You've got some virtual threads that encounter this code,

    synchronized(foo) {
      foo.wait()
    }
And some other virtual threads that are in charge of awaking the waiters,

    synchronized(foo) {
      operation()
      foo.notify()
    }
This is a classic approach to the producer/consumer pattern in Java.

If operation() can do a virtual thread suspend, then it's possible to be suspended, relinquish the platform thread, which the scheduler reuses for the consumer and gets blocked on Object.wait. If this happens enough, you can end up with all the platform threads blocked, and no threads available to make progress on the producer.

The problem is that Object.wait doesn't release the virtual thread, which is a pretty major foot gun that I think the JDK team would have liked to avoid but it was too hard to implement correctly in the current JDK's codebase.

1 comments

The only way I can see this being a problem is if the virtual threads can't be stolen from their (now pinned) carrier thread. Because otherwise that's all true of real threads too, blocking them is the whole point of Object.wait.

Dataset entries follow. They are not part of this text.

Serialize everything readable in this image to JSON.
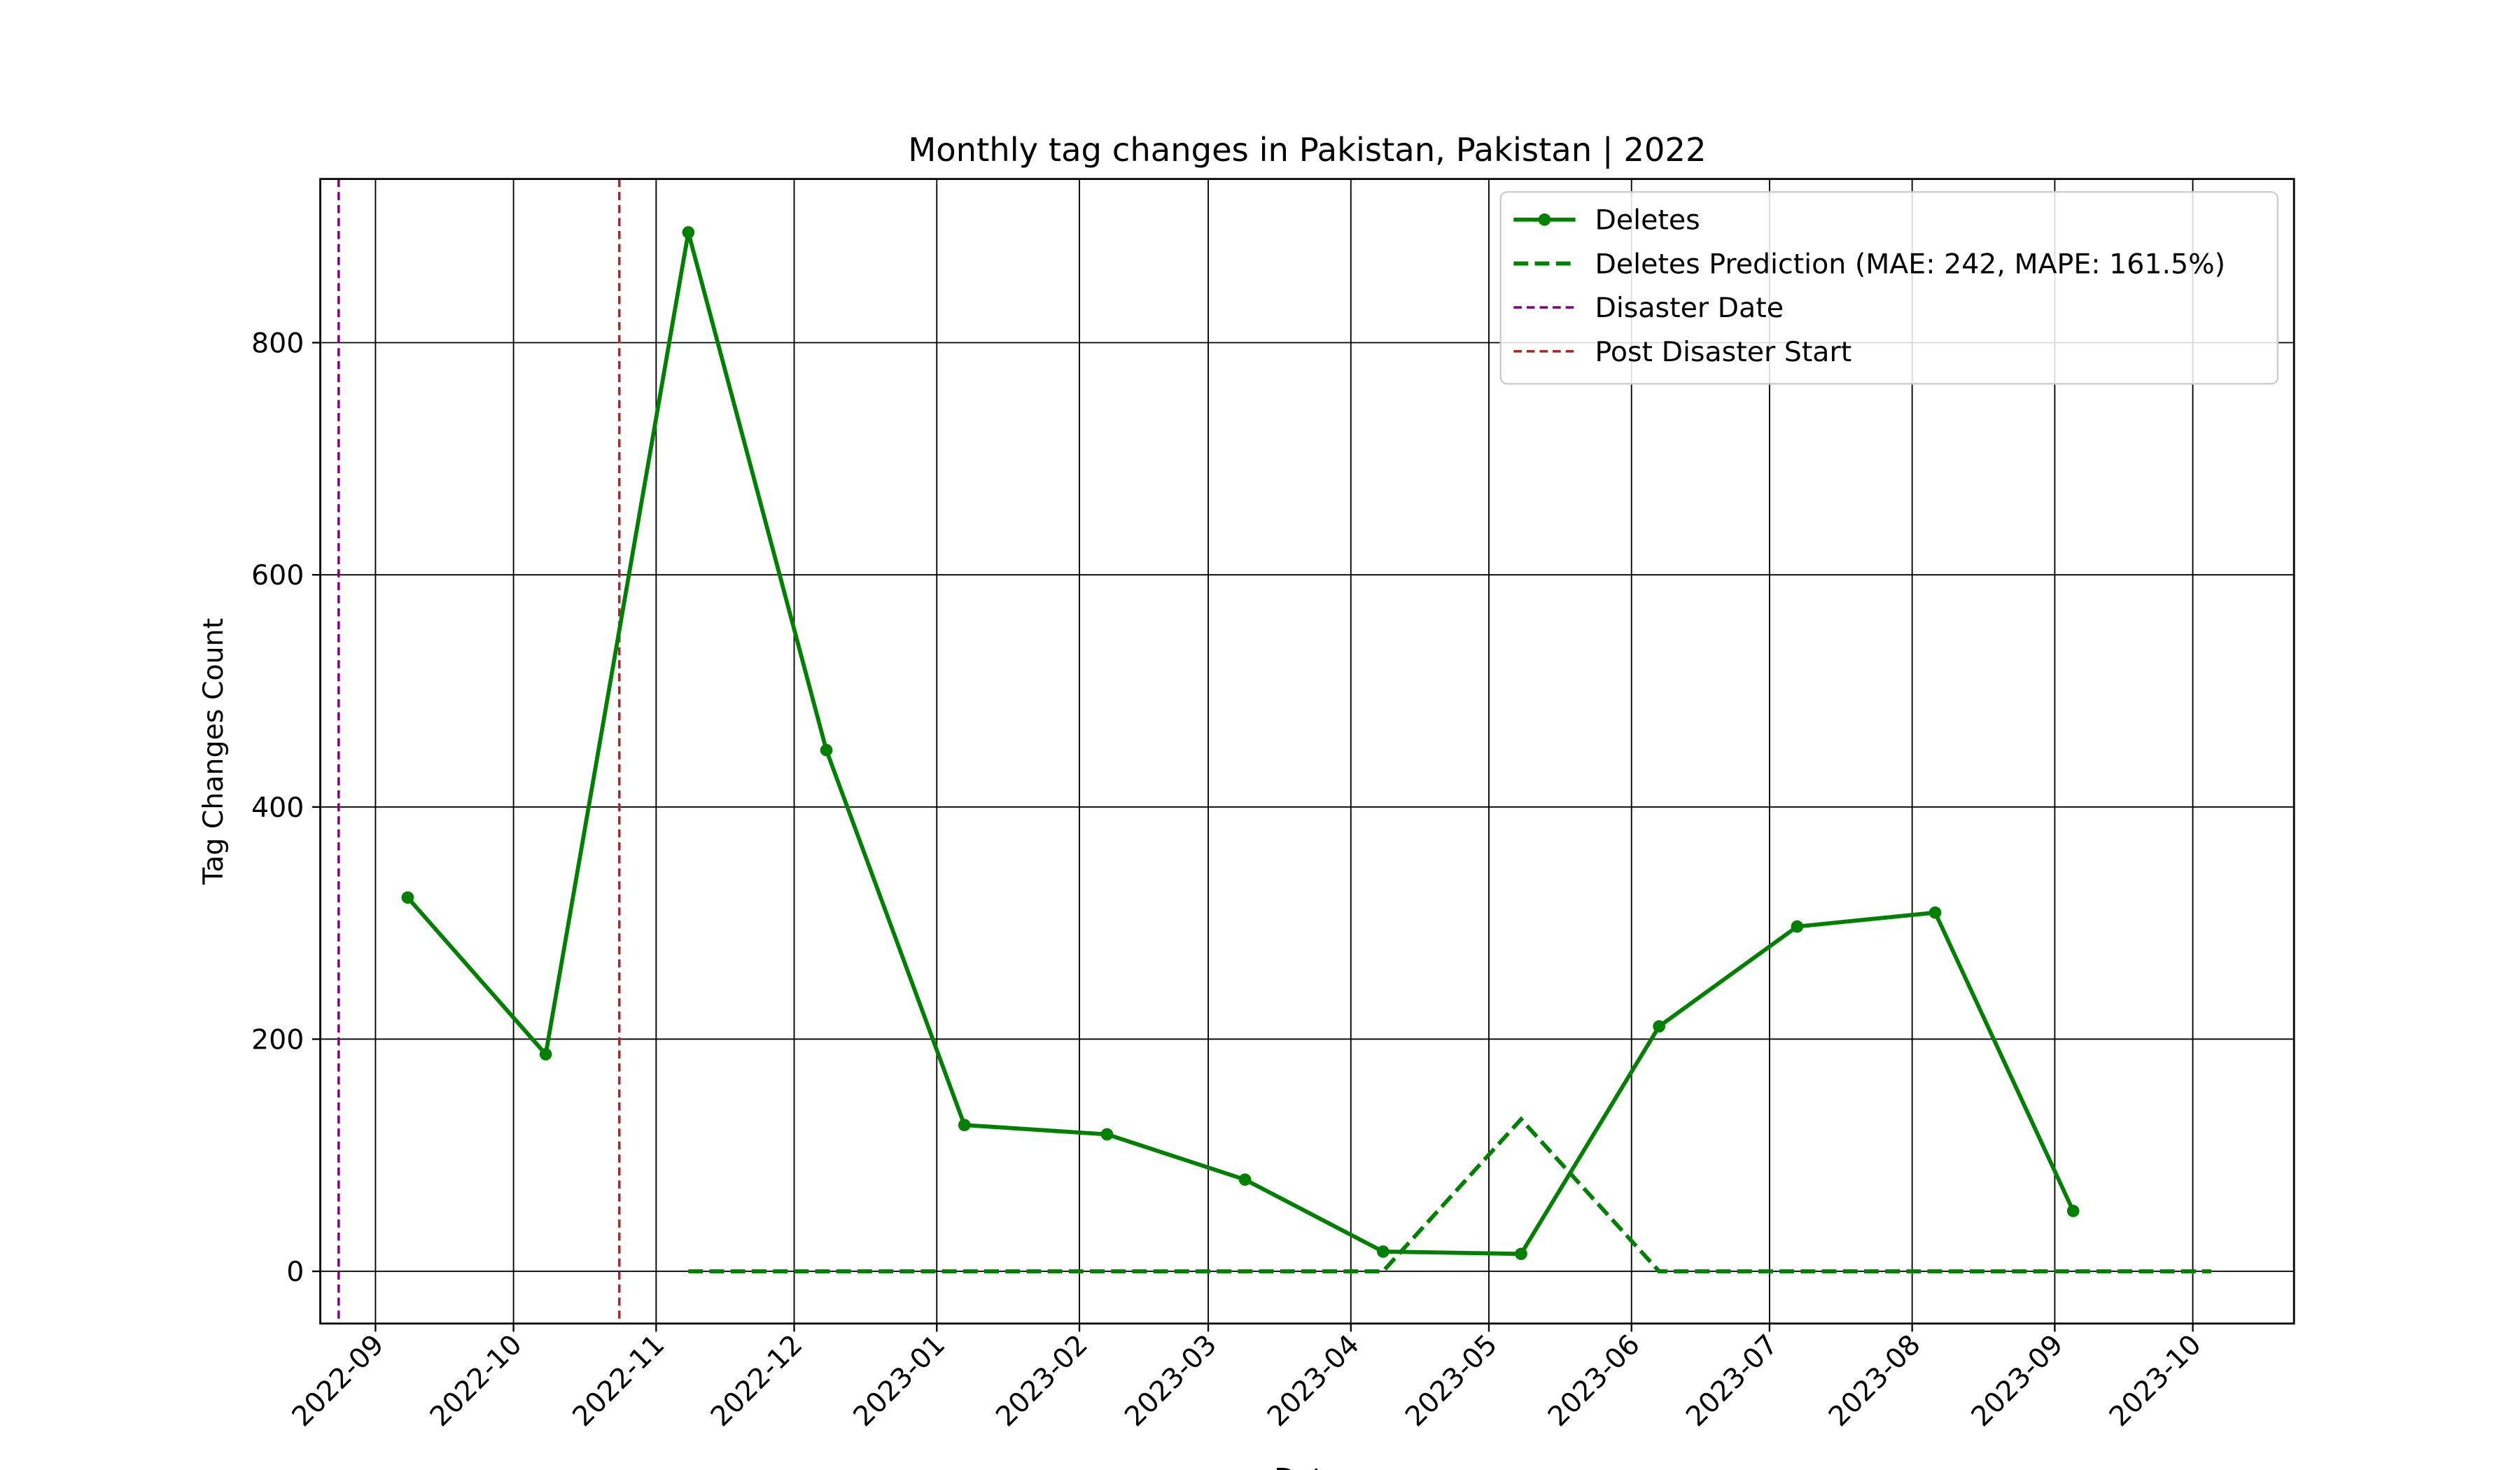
{
  "chart_data": {
    "type": "line",
    "title": "Monthly tag changes in Pakistan, Pakistan | 2022",
    "xlabel": "Date",
    "ylabel": "Tag Changes Count",
    "series": [
      {
        "name": "Deletes",
        "color": "#008000",
        "style": "solid",
        "marker": true,
        "x": [
          "2022-09-08",
          "2022-10-08",
          "2022-11-08",
          "2022-12-08",
          "2023-01-07",
          "2023-02-07",
          "2023-03-09",
          "2023-04-08",
          "2023-05-08",
          "2023-06-07",
          "2023-07-07",
          "2023-08-06",
          "2023-09-05"
        ],
        "values": [
          322,
          187,
          895,
          449,
          126,
          118,
          79,
          17,
          15,
          211,
          297,
          309,
          52
        ]
      },
      {
        "name": "Deletes Prediction (MAE: 242, MAPE: 161.5%)",
        "color": "#008000",
        "style": "dashed",
        "marker": false,
        "x": [
          "2022-11-08",
          "2022-12-08",
          "2023-01-07",
          "2023-02-07",
          "2023-03-09",
          "2023-04-08",
          "2023-05-08",
          "2023-06-07",
          "2023-07-07",
          "2023-08-06",
          "2023-09-05",
          "2023-10-05"
        ],
        "values": [
          0,
          0,
          0,
          0,
          0,
          0,
          131,
          0,
          0,
          0,
          0,
          0
        ]
      }
    ],
    "vlines": [
      {
        "name": "Disaster Date",
        "x": "2022-08-24",
        "color": "#800080"
      },
      {
        "name": "Post Disaster Start",
        "x": "2022-10-24",
        "color": "#b22222"
      }
    ],
    "xlim": [
      "2022-08-20",
      "2023-10-23"
    ],
    "xticks": [
      {
        "value": "2022-09-01",
        "label": "2022-09"
      },
      {
        "value": "2022-10-01",
        "label": "2022-10"
      },
      {
        "value": "2022-11-01",
        "label": "2022-11"
      },
      {
        "value": "2022-12-01",
        "label": "2022-12"
      },
      {
        "value": "2023-01-01",
        "label": "2023-01"
      },
      {
        "value": "2023-02-01",
        "label": "2023-02"
      },
      {
        "value": "2023-03-01",
        "label": "2023-03"
      },
      {
        "value": "2023-04-01",
        "label": "2023-04"
      },
      {
        "value": "2023-05-01",
        "label": "2023-05"
      },
      {
        "value": "2023-06-01",
        "label": "2023-06"
      },
      {
        "value": "2023-07-01",
        "label": "2023-07"
      },
      {
        "value": "2023-08-01",
        "label": "2023-08"
      },
      {
        "value": "2023-09-01",
        "label": "2023-09"
      },
      {
        "value": "2023-10-01",
        "label": "2023-10"
      }
    ],
    "ylim": [
      -45,
      941
    ],
    "yticks": [
      0,
      200,
      400,
      600,
      800
    ],
    "grid": true,
    "legend": "upper right"
  }
}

If there's no work-stealing from pinned carriers (or they're low-finite and normal threads are effectively infinite): yes that'd be a HUGE issue. I would be shocked if they released anything with that limitation though, that would violate some of the core expectations of mutexes and threads - independent ones need to make progress or nearly all patterns can't guarantee progress.

From Java docs for `jdk.virtualThreadScheduler.maxPoolSize`: the default is 256.

So yeah I can see that starving rather quickly, particularly with benchmarking-like workloads. Synchronized is very very common, 256 concurrent calls really doesn't seem all that abnormal.

If that were raised to like max-int32 would things be fine, semantically? That'd mimic real threads limits (no jvm limit at all afaict).

> If there's no work-stealing from pinned carriers (or they're low-finite and normal threads are effectively infinite): yes that'd be a HUGE issue. I would be shocked if they released anything with that limitation though, that would violate some of the core expectations of mutexes and threads - independent ones need to make progress or nearly all patterns can't guarantee progress.

Correct you can't steal the carrier thread from an Object.wait() waiting virtual thread. This is apparently in the pipeline but it is a pretty major limitation.

Most cases of synchronized/notify/wait should probably use concurrent collections instead (as message queues) so in greenfield code it's not that big of a deal. Virtual threads make writing consumers/producers using collections way easier too.

Sadly, most Java projects are not greenfield projects.

>Correct you can't steal the carrier thread from an Object.wait() waiting virtual thread. This is apparently in the pipeline but it is a pretty major limitation.

I mean stealing other virtual threads from the pinned carrier thread (except for the one pinning it) so they can make progress. Normal work-stealing stuff - the queue(thread) is blocked(pinned), so process that task(virtual thread) in a different queue(thread).

It makes sense that a pinned thread remains pinned with the virtual thread that pinned it.

The 256 default carrier thread limit is going to frequently be a problem though, yeah. That's more than enough to cause all this, and it's a pretty crazy default imo.